I fulmini si formano a causa della violenta scarica con cui le cariche negative, presenti nelle nuvole, vanno a neutralizzare le particelle positive che si trovano nel suolo. In genere colpiscono gli oggetti metallici molto alti, come i tralicci dell’alta tensione, ma anche gli alberi sono tra i bersagli più comuni. Ricordiamo quindi che, durante un temporale è bene non andare mai a ripararsi sotto gli alberi.
L’origine del fenomeno non è ancora del tutto chiara.
Sappiamo che essi si formano quasi esclusivamente in presenza di un particolare tipo di nube: il cumulonembo, all’interno del quale si formano forti correnti ascendenti e discendenti, nonchè numerose particelle di ghiaccio (quelle che quando cadono al suolo sono dette grandine).
Gli ioni positivi e gli elettroni negativi si attraggono fortemente, ma sono separati da uno strato di aria (che è isolante), per cui si accumulano rispettivamente sulla terra e nella nube, aumentando la loro forza attrattiva, ma restando separati. Quando le cariche diventano troppo numerose, gli elettroni cominciano a formare dei piccoli camminamenti verso la terra fin quasi a raggiungerla, analogamente gli ioni positivi si accumulano nei punti più alti (alberi o edifici), perché attratti dalle cariche negative.
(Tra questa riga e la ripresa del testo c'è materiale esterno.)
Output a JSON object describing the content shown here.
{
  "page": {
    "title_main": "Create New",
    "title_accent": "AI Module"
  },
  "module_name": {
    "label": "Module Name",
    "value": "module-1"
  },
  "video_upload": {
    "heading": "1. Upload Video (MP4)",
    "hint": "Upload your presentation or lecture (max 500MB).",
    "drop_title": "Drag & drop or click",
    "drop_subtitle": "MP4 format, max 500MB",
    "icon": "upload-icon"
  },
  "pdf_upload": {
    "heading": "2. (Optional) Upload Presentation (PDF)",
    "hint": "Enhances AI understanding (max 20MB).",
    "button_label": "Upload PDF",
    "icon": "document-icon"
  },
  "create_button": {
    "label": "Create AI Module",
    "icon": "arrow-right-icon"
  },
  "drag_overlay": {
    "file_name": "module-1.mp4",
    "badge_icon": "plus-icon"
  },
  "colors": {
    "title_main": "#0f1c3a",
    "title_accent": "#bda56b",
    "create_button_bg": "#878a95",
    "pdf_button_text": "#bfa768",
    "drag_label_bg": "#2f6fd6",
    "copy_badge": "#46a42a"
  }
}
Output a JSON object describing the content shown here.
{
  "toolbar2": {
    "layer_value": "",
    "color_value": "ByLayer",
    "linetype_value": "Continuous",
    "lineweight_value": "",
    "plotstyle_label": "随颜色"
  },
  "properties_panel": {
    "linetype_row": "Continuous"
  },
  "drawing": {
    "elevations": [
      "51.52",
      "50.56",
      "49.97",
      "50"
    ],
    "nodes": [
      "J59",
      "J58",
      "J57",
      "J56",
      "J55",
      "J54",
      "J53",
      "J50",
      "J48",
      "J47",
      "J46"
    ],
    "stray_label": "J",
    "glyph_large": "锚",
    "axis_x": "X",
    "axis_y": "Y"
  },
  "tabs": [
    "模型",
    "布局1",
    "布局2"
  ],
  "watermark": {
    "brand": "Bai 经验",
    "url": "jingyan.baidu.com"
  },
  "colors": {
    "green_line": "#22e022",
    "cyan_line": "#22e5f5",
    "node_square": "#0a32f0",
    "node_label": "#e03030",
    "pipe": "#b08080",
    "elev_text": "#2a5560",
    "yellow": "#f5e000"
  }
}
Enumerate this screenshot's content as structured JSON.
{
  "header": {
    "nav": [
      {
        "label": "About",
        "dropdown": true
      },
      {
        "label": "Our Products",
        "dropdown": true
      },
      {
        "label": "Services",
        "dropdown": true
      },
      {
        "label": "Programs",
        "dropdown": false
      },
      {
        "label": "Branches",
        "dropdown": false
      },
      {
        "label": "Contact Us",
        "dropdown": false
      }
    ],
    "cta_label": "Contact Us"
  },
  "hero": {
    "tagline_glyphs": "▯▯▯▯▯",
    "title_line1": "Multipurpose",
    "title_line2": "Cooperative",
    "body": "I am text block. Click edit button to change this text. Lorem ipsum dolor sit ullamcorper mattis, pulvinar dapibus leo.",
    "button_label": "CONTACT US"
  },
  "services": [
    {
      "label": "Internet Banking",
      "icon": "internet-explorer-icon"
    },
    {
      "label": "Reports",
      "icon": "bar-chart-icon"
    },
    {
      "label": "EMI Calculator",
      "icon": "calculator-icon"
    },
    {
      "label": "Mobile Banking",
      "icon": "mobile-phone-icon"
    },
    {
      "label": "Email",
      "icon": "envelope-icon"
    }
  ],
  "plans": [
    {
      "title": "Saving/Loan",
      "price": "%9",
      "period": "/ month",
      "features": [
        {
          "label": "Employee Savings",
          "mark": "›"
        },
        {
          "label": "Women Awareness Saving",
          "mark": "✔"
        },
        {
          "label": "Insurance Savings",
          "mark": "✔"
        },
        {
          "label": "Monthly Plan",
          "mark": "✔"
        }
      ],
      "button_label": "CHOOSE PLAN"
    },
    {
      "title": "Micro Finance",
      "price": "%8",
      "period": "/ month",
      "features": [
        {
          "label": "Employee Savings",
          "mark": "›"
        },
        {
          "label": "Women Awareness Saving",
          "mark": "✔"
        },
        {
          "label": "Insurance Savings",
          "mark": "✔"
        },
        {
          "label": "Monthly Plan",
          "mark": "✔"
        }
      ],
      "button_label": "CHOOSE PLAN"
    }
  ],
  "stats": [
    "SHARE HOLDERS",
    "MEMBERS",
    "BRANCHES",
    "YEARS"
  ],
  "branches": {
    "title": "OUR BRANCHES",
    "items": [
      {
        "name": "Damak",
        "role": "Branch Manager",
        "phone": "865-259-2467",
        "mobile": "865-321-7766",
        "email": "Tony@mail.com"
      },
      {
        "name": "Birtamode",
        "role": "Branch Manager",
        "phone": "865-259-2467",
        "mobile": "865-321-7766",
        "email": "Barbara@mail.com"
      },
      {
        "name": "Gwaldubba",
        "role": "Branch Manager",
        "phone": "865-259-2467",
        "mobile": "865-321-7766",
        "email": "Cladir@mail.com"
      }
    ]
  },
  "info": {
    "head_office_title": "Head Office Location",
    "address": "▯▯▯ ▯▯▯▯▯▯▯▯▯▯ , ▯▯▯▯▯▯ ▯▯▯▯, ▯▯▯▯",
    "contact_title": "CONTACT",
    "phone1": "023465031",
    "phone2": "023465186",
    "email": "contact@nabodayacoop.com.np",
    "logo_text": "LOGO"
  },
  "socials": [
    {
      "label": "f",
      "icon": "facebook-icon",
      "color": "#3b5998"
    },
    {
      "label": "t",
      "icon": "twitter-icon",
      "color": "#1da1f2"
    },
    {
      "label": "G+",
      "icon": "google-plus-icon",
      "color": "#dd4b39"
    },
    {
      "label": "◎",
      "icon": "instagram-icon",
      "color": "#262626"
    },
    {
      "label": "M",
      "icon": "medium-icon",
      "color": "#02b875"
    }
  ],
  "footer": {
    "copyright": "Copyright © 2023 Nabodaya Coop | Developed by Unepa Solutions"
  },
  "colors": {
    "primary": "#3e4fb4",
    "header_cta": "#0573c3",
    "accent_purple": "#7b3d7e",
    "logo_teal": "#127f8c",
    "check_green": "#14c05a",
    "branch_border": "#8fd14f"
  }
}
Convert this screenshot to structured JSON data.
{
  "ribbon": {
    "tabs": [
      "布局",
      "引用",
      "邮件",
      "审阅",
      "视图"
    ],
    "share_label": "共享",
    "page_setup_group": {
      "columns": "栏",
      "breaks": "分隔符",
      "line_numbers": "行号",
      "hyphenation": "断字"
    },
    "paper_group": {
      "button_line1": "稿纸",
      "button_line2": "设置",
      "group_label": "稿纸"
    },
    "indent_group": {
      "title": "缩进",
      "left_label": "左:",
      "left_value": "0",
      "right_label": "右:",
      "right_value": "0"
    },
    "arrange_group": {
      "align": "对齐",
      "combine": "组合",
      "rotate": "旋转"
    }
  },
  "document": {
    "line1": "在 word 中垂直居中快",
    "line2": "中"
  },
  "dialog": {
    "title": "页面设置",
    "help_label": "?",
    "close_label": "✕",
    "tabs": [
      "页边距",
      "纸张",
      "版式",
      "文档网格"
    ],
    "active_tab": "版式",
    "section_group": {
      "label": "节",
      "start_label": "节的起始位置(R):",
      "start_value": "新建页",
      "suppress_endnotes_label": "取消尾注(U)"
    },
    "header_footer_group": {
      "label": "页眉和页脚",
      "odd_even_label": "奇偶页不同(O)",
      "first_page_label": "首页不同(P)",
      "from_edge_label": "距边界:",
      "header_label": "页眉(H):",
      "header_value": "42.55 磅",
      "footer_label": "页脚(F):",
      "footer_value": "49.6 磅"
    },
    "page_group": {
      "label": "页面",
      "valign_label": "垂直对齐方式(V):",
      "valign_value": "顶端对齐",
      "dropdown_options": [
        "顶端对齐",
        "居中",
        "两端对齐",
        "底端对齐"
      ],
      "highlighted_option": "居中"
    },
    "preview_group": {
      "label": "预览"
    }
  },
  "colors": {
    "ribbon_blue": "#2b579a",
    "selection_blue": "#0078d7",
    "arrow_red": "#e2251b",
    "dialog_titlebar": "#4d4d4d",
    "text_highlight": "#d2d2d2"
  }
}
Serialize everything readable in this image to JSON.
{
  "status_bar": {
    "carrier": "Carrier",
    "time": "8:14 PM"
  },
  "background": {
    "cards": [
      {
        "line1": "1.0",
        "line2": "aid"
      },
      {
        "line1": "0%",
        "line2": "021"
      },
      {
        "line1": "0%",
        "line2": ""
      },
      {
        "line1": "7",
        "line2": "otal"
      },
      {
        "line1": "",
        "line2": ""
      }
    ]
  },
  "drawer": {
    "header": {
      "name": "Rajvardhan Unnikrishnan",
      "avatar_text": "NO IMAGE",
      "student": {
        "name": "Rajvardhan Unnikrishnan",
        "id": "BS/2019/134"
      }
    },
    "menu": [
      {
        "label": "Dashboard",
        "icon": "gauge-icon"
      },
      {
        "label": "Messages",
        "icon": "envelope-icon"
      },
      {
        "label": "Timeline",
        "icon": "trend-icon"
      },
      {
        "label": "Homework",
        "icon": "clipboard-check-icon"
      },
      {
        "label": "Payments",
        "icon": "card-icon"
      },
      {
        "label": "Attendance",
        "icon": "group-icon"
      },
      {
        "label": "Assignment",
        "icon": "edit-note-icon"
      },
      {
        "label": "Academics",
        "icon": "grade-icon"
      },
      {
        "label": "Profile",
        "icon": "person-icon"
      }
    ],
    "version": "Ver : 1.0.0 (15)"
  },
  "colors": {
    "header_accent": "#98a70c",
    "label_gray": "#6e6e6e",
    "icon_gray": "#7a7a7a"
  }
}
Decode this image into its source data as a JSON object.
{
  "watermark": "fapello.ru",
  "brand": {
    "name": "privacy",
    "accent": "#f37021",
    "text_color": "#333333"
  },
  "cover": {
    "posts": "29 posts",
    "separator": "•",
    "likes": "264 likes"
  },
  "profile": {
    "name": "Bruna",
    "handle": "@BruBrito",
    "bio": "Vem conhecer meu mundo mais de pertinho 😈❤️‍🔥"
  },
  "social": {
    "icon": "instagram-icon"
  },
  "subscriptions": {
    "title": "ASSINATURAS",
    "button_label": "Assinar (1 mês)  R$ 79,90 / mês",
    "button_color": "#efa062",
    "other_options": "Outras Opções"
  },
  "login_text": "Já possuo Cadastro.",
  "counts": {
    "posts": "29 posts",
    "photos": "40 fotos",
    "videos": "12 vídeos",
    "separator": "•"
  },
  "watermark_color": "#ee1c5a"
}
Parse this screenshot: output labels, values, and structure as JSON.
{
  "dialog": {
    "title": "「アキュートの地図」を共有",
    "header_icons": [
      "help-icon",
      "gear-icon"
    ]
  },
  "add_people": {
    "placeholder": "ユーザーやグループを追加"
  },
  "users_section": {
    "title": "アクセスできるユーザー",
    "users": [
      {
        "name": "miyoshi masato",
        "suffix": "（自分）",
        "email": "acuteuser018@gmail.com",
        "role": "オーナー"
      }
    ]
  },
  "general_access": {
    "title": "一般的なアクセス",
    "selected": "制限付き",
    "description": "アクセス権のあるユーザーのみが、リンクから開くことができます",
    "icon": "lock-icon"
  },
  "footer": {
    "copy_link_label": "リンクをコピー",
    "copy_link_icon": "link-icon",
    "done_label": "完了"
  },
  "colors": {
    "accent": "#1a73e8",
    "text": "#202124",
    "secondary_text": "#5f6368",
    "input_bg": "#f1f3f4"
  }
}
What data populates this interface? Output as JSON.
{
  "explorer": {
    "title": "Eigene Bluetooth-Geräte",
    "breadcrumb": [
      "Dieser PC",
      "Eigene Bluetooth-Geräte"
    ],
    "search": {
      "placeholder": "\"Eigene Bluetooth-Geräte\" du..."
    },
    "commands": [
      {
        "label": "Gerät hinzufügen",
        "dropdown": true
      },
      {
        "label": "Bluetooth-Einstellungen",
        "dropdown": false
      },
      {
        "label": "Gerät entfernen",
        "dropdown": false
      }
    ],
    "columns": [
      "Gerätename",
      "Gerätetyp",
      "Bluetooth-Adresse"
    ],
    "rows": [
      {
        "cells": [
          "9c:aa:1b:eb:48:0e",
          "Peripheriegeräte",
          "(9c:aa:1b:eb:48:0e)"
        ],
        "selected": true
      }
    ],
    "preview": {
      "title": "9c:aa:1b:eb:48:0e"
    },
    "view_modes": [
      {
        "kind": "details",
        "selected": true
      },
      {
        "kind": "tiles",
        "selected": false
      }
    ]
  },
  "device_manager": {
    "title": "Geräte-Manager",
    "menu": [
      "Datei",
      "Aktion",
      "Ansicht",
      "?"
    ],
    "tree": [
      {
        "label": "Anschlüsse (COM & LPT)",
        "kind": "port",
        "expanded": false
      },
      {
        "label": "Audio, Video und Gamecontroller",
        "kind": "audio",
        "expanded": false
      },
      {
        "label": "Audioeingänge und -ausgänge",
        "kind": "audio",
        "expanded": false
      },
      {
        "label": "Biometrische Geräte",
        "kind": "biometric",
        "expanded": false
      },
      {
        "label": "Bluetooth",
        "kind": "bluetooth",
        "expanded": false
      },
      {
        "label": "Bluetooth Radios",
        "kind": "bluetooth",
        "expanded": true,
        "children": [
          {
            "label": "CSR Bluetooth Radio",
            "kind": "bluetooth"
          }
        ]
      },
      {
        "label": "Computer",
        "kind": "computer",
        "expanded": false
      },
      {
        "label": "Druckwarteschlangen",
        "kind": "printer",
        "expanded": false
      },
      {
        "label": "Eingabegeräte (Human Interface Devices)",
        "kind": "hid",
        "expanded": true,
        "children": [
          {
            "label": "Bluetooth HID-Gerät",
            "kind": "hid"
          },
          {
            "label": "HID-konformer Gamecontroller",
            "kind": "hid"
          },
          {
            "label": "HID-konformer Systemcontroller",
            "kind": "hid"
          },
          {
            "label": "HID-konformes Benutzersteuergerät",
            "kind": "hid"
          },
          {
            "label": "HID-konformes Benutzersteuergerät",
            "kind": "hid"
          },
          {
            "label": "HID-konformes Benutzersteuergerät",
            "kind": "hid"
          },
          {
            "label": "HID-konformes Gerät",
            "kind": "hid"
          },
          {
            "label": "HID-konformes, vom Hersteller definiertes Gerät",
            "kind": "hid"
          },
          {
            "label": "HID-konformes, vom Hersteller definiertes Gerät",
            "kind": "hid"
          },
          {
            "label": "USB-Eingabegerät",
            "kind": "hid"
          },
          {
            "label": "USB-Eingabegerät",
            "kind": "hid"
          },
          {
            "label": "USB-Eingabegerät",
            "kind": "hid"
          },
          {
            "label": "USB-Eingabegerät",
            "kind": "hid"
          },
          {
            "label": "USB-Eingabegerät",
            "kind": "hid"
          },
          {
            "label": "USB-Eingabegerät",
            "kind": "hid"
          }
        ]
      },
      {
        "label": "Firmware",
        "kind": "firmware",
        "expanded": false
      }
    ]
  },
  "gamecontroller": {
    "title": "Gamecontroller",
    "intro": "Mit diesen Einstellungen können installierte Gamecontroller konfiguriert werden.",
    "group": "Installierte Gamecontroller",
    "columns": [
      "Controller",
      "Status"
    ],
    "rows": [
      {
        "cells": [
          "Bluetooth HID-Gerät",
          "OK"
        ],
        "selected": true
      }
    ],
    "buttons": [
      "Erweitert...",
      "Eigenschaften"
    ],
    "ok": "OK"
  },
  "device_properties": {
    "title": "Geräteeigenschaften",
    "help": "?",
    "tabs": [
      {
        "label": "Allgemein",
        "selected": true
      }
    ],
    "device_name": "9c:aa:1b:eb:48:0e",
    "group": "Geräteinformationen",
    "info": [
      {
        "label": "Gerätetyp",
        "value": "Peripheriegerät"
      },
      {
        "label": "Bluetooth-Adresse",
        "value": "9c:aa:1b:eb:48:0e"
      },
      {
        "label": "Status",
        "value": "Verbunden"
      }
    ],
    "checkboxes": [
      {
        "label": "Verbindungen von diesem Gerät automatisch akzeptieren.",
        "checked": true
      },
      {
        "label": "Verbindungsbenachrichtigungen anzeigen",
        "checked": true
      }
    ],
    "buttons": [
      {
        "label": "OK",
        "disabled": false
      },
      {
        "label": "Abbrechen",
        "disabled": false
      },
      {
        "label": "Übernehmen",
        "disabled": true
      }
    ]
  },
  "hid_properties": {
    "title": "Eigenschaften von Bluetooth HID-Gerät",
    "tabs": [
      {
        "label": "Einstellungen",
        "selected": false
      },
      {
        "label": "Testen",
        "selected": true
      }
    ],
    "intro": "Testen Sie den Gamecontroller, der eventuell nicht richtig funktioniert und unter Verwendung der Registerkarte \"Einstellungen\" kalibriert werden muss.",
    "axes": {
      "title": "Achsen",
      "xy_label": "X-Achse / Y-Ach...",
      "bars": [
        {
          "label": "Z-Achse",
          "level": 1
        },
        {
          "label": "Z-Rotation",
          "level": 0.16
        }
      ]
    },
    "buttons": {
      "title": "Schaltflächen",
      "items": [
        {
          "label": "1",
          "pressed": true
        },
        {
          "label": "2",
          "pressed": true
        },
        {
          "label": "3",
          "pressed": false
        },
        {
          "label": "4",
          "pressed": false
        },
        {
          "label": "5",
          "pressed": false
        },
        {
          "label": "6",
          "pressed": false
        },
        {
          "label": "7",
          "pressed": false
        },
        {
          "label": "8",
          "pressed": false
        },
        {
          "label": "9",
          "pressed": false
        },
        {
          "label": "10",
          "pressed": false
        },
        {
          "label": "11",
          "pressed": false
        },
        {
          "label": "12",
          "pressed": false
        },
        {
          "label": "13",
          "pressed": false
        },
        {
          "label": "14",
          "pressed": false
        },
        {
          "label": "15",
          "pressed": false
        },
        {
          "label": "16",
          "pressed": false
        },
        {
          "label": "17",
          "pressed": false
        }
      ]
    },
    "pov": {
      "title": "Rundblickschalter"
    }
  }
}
In questo modo la sottile striscia di aria, molto ramificata, in cui si muovono e si neutralizzano gli atomi, si trasforma in “plasma”, ovvero raggiunge temperature dell’ordine di milioni di gradi. Questo stato di plasma non è stabile e dura solo qualche millesimo di secondo, tuttavia in questo tempo estremamente breve, le particelle emettono una luce fortissima che è quella che noi vediamo e chiamiamo “lampo”. Sappiamo inoltre che l’aria, per un principio fisico, quando viene riscaldata, si espande. Ne segue che, durante la scarica, la striscia d’aria si gonfia enormemente, generando un’onda d’uro negli strati d’aria vicini. Subito dopo (in meno di un millesimo di secondo) la situazione si normalizza, per cui l’aria non è più ionizzata e la temperatura scende ai valori che aveva prima del passaggio della scarica elettrica, per cui avviene una seconda onda d’urto dovuta al fatto che la striscia d’aria si “sgonfia”. Questa doppia onda d’urto è simile ad un battito su un tamburo, cioè emette un suono molto forte e frastagliato: è quello che noi chiamiamo “tuono”.